Another environmental factor that contributes to diseases and poor health outcomes in general is living in an area with a lack of access to health services. If it is concluded that a pathological process is the result of a combination of genetic and environmental factors, it can be said that its etiological origin has a multifactorial pattern. Health disadvantage, existing evidence on the health effects of environmental factors and on differences in levels and distributions of environmental factors between the United States and other high-income countries suggests that environmental factors could contribute significantly to the U. In the case of complex disorders, specific genetic causes appear to represent only 10 to 30% of the incidence of the disease, but there is no standard or systematic way to measure the influence of environmental exposure.
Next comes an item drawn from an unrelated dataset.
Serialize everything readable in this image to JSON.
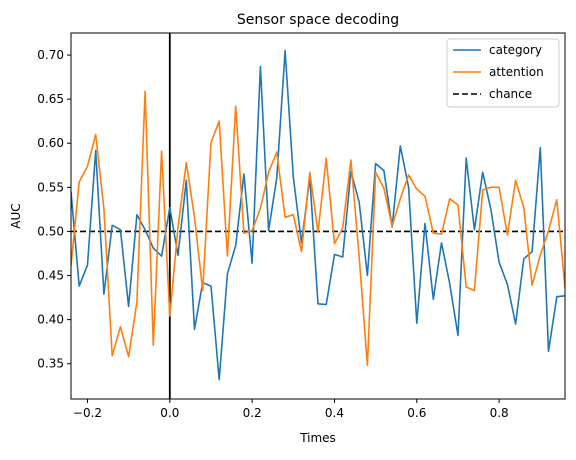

This chapter focuses on the physical and social environment of the United States as potential factors contributing to its health disadvantage relative to other high-income countries. Residential environments are heavily dominated by Americans' reliance on private automotive transportation. By optimizing environmental health, communities can reduce exposure to diseases, as well as to contaminants that have a toxic effect on the body. Consider a instructive statistic from Healthy People, which points out that 23% of all deaths (and 26% of deaths among children age 5 and younger) are due to fully preventable environmental health problems.